Corvia Medical has raised $54 million from existing investors to continue researching the safety and effectiveness of its Corvia Atrial Shunt, a transcatheter solution designed to treat heart failure with preserved ejection fraction (HFpEF) and heart failure with mildly reduced ejection fraction (HFmrEF).
“We are grateful to have the ongoing support of our investors as we continue the work to expand access to this novel therapy,” George Fazio, CEO of Corvia Medical, said in a prepared statement. “Corvia is dedicated to bringing atrial shunt therapy to the millions of heart failure patients who might benefit, and this funding allows us to continue advancing toward this important goal.”
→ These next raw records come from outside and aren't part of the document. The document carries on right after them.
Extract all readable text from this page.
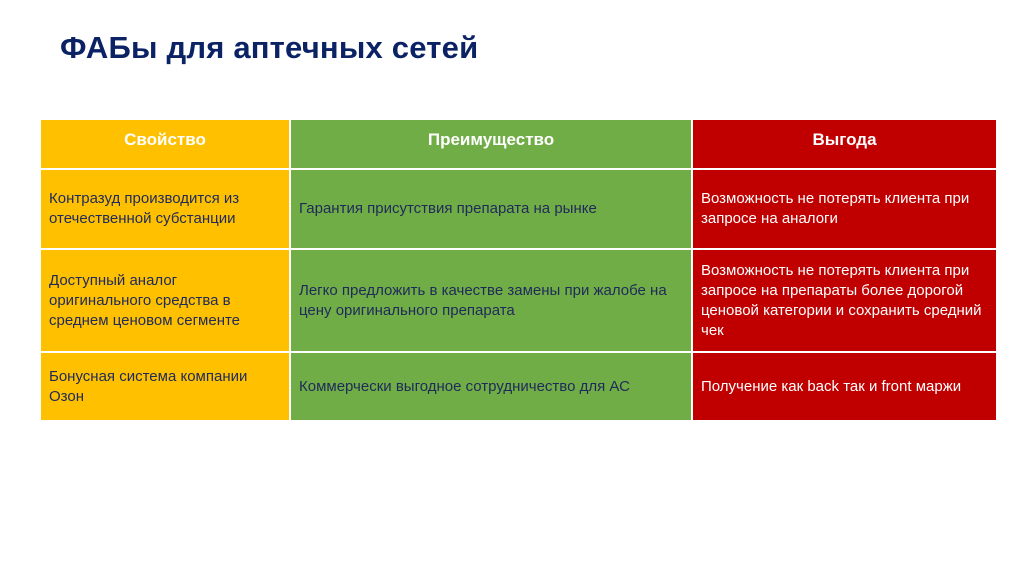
ФАБы для аптечных сетей
Свойство	Преимущество	Выгода
Контразуд производится из отечественной субстанции	Гарантия присутствия препарата на рынке	Возможность не потерять клиента при запросе на аналоги
Доступный аналог оригинального средства в среднем ценовом сегменте	Легко предложить в качестве замены при жалобе на цену оригинального препарата	Возможность не потерять клиента при запросе на препараты более дорогой ценовой категории и сохранить средний чек
Бонусная система компании Озон	Коммерчески выгодное сотрудничество для АС	Получение как back так и front маржи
“Corvia’s institutional and strategic investors continue to believe in the benefits of atrial shunt therapy and feel strongly that that the Corvia Atrial Shunt has the potential to change the way heart failure patients are treated,” added Paul LaViolette, board chairman of Corvia Medical.
Corvia aims to use these funds to help expand on the REDUCE LAP-HF II clinical trial, which focused on more than 600 heart failure patients treated at 89 different facilities throughout the United States.
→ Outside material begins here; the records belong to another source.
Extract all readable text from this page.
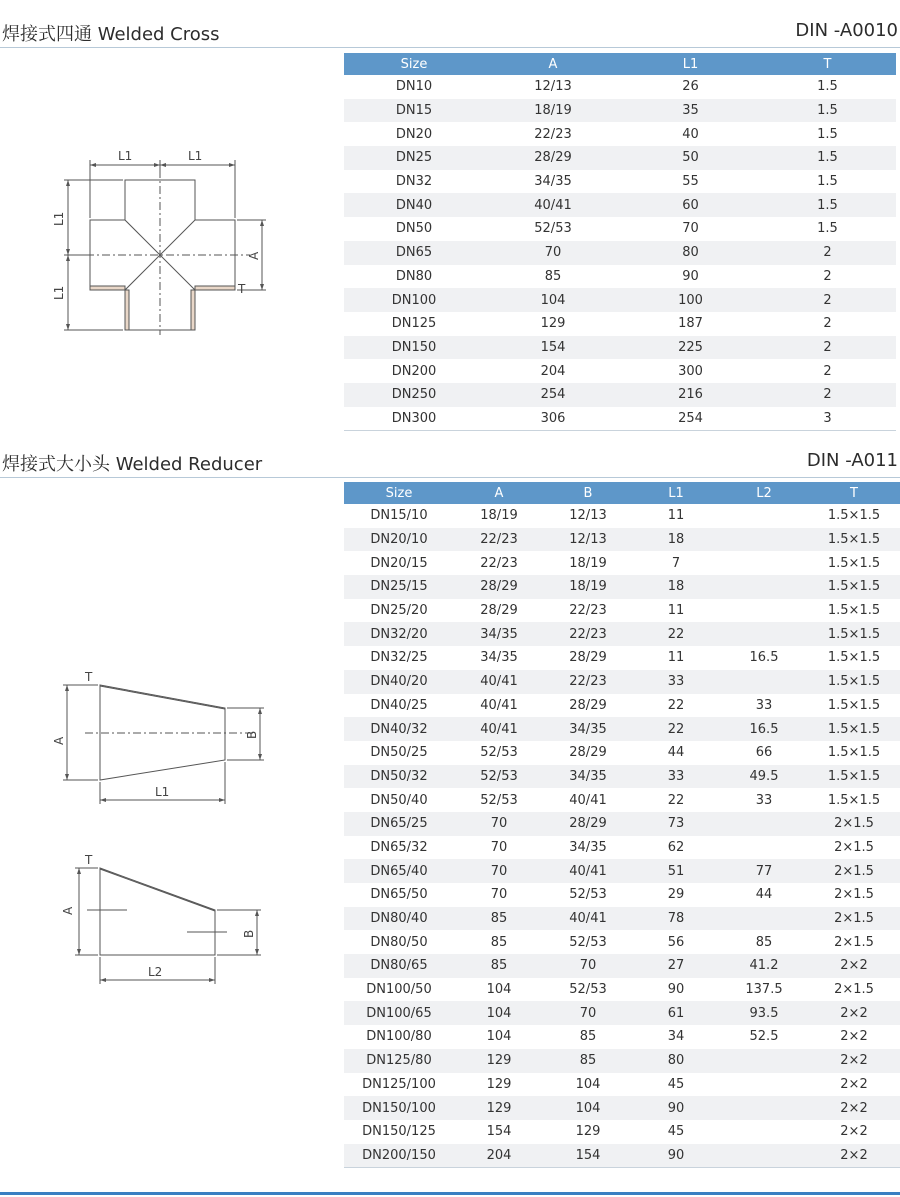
焊接式四通 Welded Cross	DIN -A0010
Size	A	L1	T
DN10	12/13	26	1.5
DN15	18/19	35	1.5
DN20	22/23	40	1.5
DN25	28/29	50	1.5
DN32	34/35	55	1.5
DN40	40/41	60	1.5
DN50	52/53	70	1.5
DN65	70	80	2
DN80	85	90	2
DN100	104	100	2
DN125	129	187	2
DN150	154	225	2
DN200	204	300	2
DN250	254	216	2
DN300	306	254	3
L1	L1
L1
L1
A
T
焊接式大小头 Welded Reducer	DIN -A011
Size	A	B	L1	L2	T
DN15/10	18/19	12/13	11		1.5×1.5
DN20/10	22/23	12/13	18		1.5×1.5
DN20/15	22/23	18/19	7		1.5×1.5
DN25/15	28/29	18/19	18		1.5×1.5
DN25/20	28/29	22/23	11		1.5×1.5
DN32/20	34/35	22/23	22		1.5×1.5
DN32/25	34/35	28/29	11	16.5	1.5×1.5
DN40/20	40/41	22/23	33		1.5×1.5
DN40/25	40/41	28/29	22	33	1.5×1.5
DN40/32	40/41	34/35	22	16.5	1.5×1.5
DN50/25	52/53	28/29	44	66	1.5×1.5
DN50/32	52/53	34/35	33	49.5	1.5×1.5
DN50/40	52/53	40/41	22	33	1.5×1.5
DN65/25	70	28/29	73		2×1.5
DN65/32	70	34/35	62		2×1.5
DN65/40	70	40/41	51	77	2×1.5
DN65/50	70	52/53	29	44	2×1.5
DN80/40	85	40/41	78		2×1.5
DN80/50	85	52/53	56	85	2×1.5
DN80/65	85	70	27	41.2	2×2
DN100/50	104	52/53	90	137.5	2×1.5
DN100/65	104	70	61	93.5	2×2
DN100/80	104	85	34	52.5	2×2
DN125/80	129	85	80		2×2
DN125/100	129	104	45		2×2
DN150/100	129	104	90		2×2
DN150/125	154	129	45		2×2
DN200/150	204	154	90		2×2
T
A
B
L1
T
A
B
L2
Back in February 2022, results from the that trial were presented at THT 2022 and published in The Lancet. The device was associated with a “significant clinical benefit” for HFpEF patients with normal exercise pulmonary vascular resistance and without a pacemaker, though Corvia did indicate that “the overall outcome of the trial was neutral.”
“While further study is needed, with appropriate patient selection, atrial shunting may be a great option for HFpEF patients without any form of PVD,” Barry A. Borlaug, MD, professor of medicine and director of circulatory failure research at Mayo Clinic, said at the time.
The Corvia Atrial Stunt has not yet been fully approved by the FDA, but it was granted the agency’s breakthrough device designation in 2019.